Wauplin commented 9 months ago

this is not about making my life easier as i've implemented my own list_cache instead of using hf scan_cache method. but would i consider that a valuable addition to hf_hub code? absolutely? is it a low-hanging fruit? absolutely.

If I understand correctly, the main feature request of this issue is now: _"Can we have an helper to scan the cache, returning for each model a list of its snapshots and for each snapshot a list of the downloaded files but without resolving the symlinks for performances issue? -meaning only the file presence is returned, no information about size/lastaccessed/...-". Am I right?
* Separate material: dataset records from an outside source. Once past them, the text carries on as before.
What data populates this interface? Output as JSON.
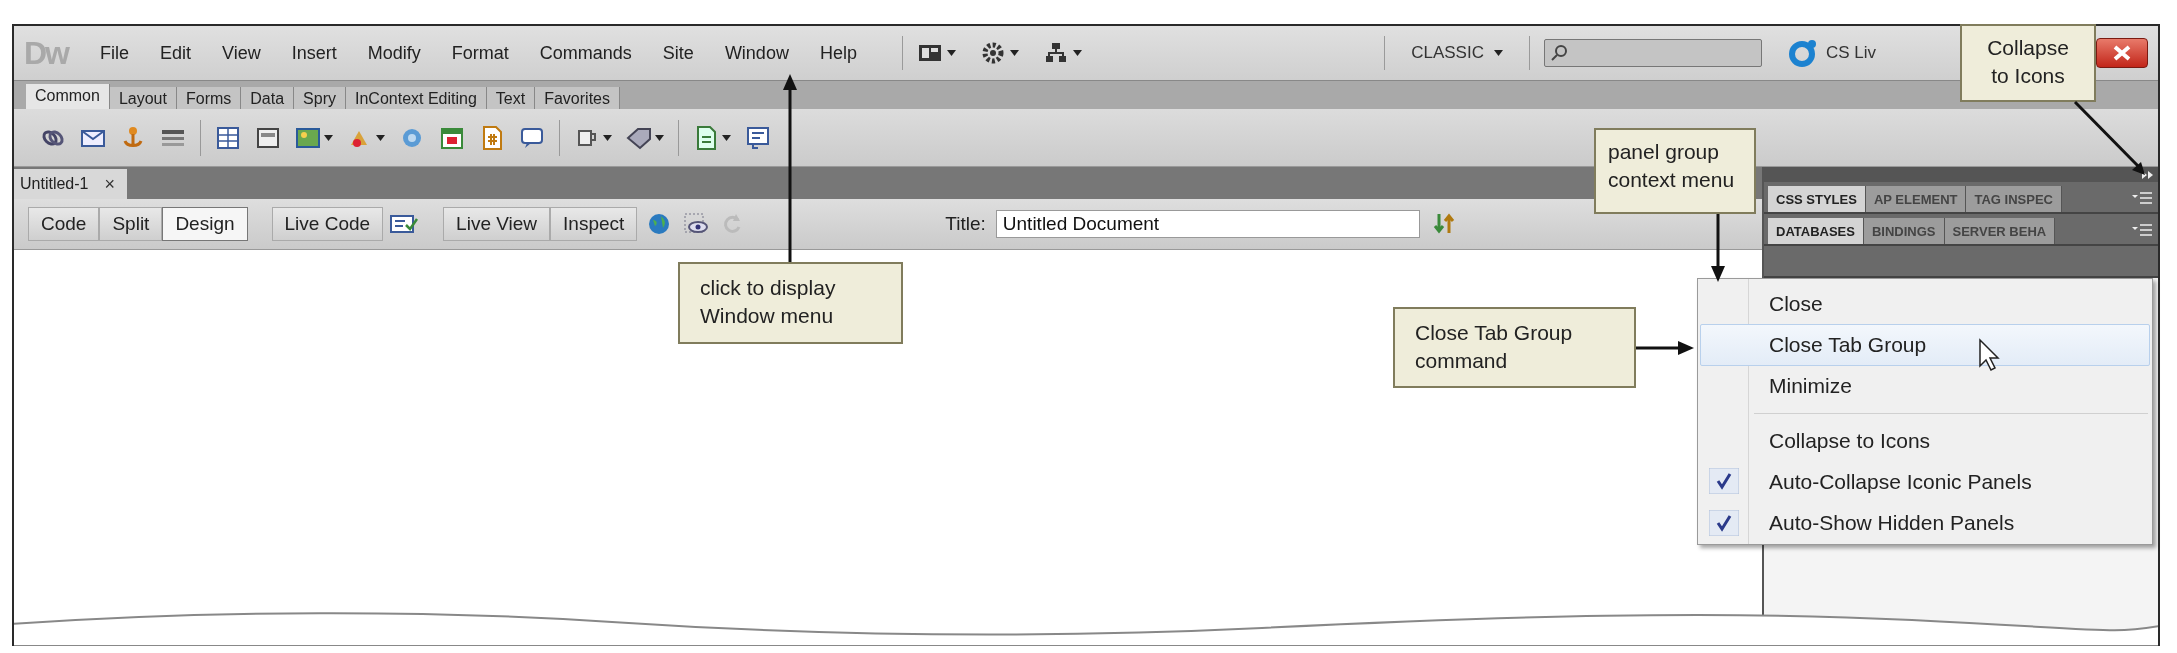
{
  "app": {
    "logo": "Dw",
    "menu": [
      "File",
      "Edit",
      "View",
      "Insert",
      "Modify",
      "Format",
      "Commands",
      "Site",
      "Window",
      "Help"
    ],
    "workspace": "CLASSIC",
    "cs_live": "CS Liv"
  },
  "insert_tabs": [
    {
      "label": "Common",
      "selected": true
    },
    {
      "label": "Layout",
      "selected": false
    },
    {
      "label": "Forms",
      "selected": false
    },
    {
      "label": "Data",
      "selected": false
    },
    {
      "label": "Spry",
      "selected": false
    },
    {
      "label": "InContext Editing",
      "selected": false
    },
    {
      "label": "Text",
      "selected": false
    },
    {
      "label": "Favorites",
      "selected": false
    }
  ],
  "document_tab": {
    "label": "Untitled-1",
    "close": "×"
  },
  "view_buttons": [
    {
      "label": "Code",
      "selected": false
    },
    {
      "label": "Split",
      "selected": false
    },
    {
      "label": "Design",
      "selected": true
    }
  ],
  "live_buttons": [
    "Live Code",
    "Live View",
    "Inspect"
  ],
  "title_field": {
    "label": "Title:",
    "value": "Untitled Document"
  },
  "panel_groups": [
    {
      "tabs": [
        {
          "label": "CSS STYLES",
          "selected": true
        },
        {
          "label": "AP ELEMENT",
          "selected": false
        },
        {
          "label": "TAG INSPEC",
          "selected": false
        }
      ]
    },
    {
      "tabs": [
        {
          "label": "DATABASES",
          "selected": true
        },
        {
          "label": "BINDINGS",
          "selected": false
        },
        {
          "label": "SERVER BEHA",
          "selected": false
        }
      ]
    }
  ],
  "context_menu": [
    {
      "kind": "item",
      "label": "Close",
      "selected": false,
      "checked": false
    },
    {
      "kind": "item",
      "label": "Close Tab Group",
      "selected": true,
      "checked": false
    },
    {
      "kind": "item",
      "label": "Minimize",
      "selected": false,
      "checked": false
    },
    {
      "kind": "separator"
    },
    {
      "kind": "item",
      "label": "Collapse to Icons",
      "selected": false,
      "checked": false
    },
    {
      "kind": "item",
      "label": "Auto-Collapse Iconic Panels",
      "selected": false,
      "checked": true
    },
    {
      "kind": "item",
      "label": "Auto-Show Hidden Panels",
      "selected": false,
      "checked": true
    }
  ],
  "callouts": [
    {
      "text": "click to display\nWindow menu"
    },
    {
      "text": "Collapse\nto Icons"
    },
    {
      "text": "panel group\ncontext menu"
    },
    {
      "text": "Close Tab Group\ncommand"
    }
  ]
}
The conversation started to deviate quite a lot so I'm trying to understand what would be the good addition to add here.

one more example that several of my users experienced - they wanted to MOVE hf cache dir since it was filling up their home folder. but because of symlinks they ended up with 10x bigger hf cache on target since all symlinks were resolved to actual files. net result if you want to move hf cache dir? delete it and download everything from scratch.

If I understand correctly, a simple CLI command to move the cache from one path to another would be great for some users? Do you know why the symlinks were resolved in actual files instead of copying the ref only? And do you know their platform and what they used to transfer them?

vladmandic commented 9 months ago

If I understand correctly, the main feature request of this issue is now: _"Can we have an helper to scan the cache, returning for each model a list of its snapshots and for each snapshot a list of the downloaded files but without resolving the symlinks for performances issue? -meaning only the file presence is returned, no information about size/lastaccessed/...-". Am I right? The conversation started to deviate quite a lot so I'm trying to understand what would be the good addition to add here.

fair question. and yes, that is correct.

If I understand correctly, a simple CLI command to move the cache from one path to another would be great for some users?

correct.

Do you know why the symlinks were resolved in actual files instead of copying the ref only? And do you know their platform and what they used to transfer them?

windows explorer simple copy will fail to copy diffusers folder to a different drive as symlinks on windows only work within a drive and cannot be moved.

Wauplin commented 9 months ago

Created 2 new issues to be addressed separately:

windows explorer simple copy will fail to copy diffusers folder to a different drive as symlinks on windows only work within a drive and cannot be moved.

The simpler here will be to only move the blobs files and let hf_hub_download recreate the symlinks at runtime if needed. I added a comment about that to the issue.

vladmandic commented 9 months ago

i'm ok with that. note that biggest use case for move is users wanting to move entire :~/.cache/huggingface to a different drive.

Wauplin commented 9 months ago

note that biggest use case for move is users wanting to move entire :~/.cache/huggingface to a different drive.

Yes, that's also what I have in mind!